Among the 5,026 patients, 1,316 (26.2%) were linked to genetic results from any laboratory. Multiple-gene sequencing replaced BRCA1/2-only testing as the most-used test over time. Whereas multiple-gene sequencing accounted for 25.6% of tests and BRCA1/2-only testing 74.4% in 2013, the proportions had changed to 66.5% vs 33.5% in 2015. Multiple-gene sequencing was most often ordered by genetic counselors (25.5% vs 15.3% BRCA1/2-only testing) and was more commonly delayed until after surgery (32.5% vs 19.9% for BRCA1/2-only testing).

Multiple-gene sequencing was associated with increased detection of any pathogenic variant vs BRCA1/2-only testing among higher-risk patients (12% vs 7.8%) and average-risk patients (4.2% vs 2.2%) and increased detection of variants of uncertain significance, with detection rates of 23.7% vs 2.2% in white patients, 44.5% vs 5.6% in black patients, and 50.9% vs 0% in Asian patients. Multiple-gene sequencing was not associated with an increased use of prophylactic mastectomy, with the rate of such treatment being highest in patients with BRCA1/2 pathogenic variants, followed by other pathogenic variants (37.6%), variants of uncertain significance (30.2%), and no pathogenic variants or variants of uncertain significance (35.3%).

The investigators concluded, “Multiple-gene sequencing rapidly replaced BRCA1/2-only testing for patients with breast cancer in the community and enabled 2-fold higher detection of clinically relevant pathogenic variants without an associated increase in prophylactic mastectomy. However, important targets for improvement in the clinical utility of multiple-gene sequencing include postsurgical delay and racial/ethnic disparity in variants of uncertain significance.”
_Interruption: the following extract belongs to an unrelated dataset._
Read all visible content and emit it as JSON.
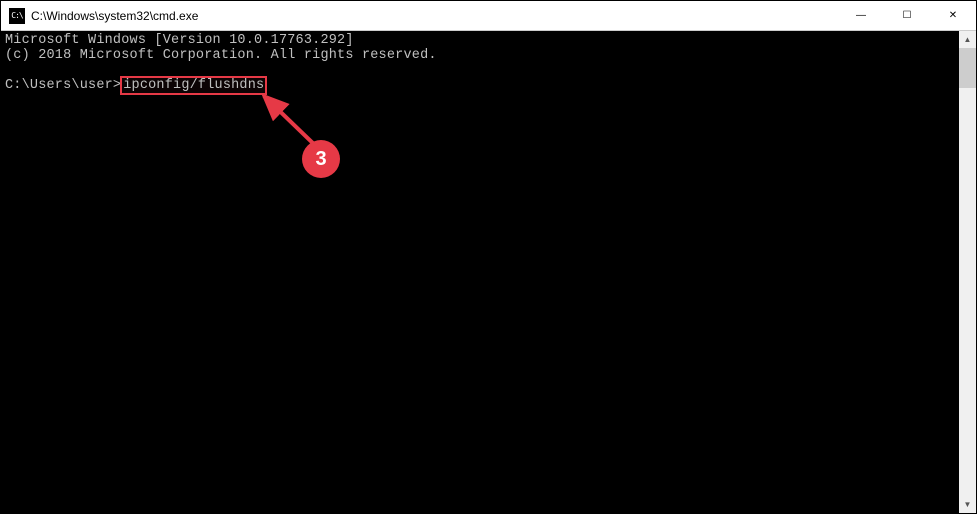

The study was supported by the National Cancer Institute; a University of Michigan Cancer Center Biostatistics, Analytics, and Bioinformatics shared resource grant; and others.

Allison W. Kurian, MD, of Stanford University School of Medicine, is the corresponding author for the JAMA Oncology article.

The content in this post has not been reviewed by the American Society of Clinical Oncology, Inc. (ASCO®) and does not necessarily reflect the ideas and opinions of ASCO®.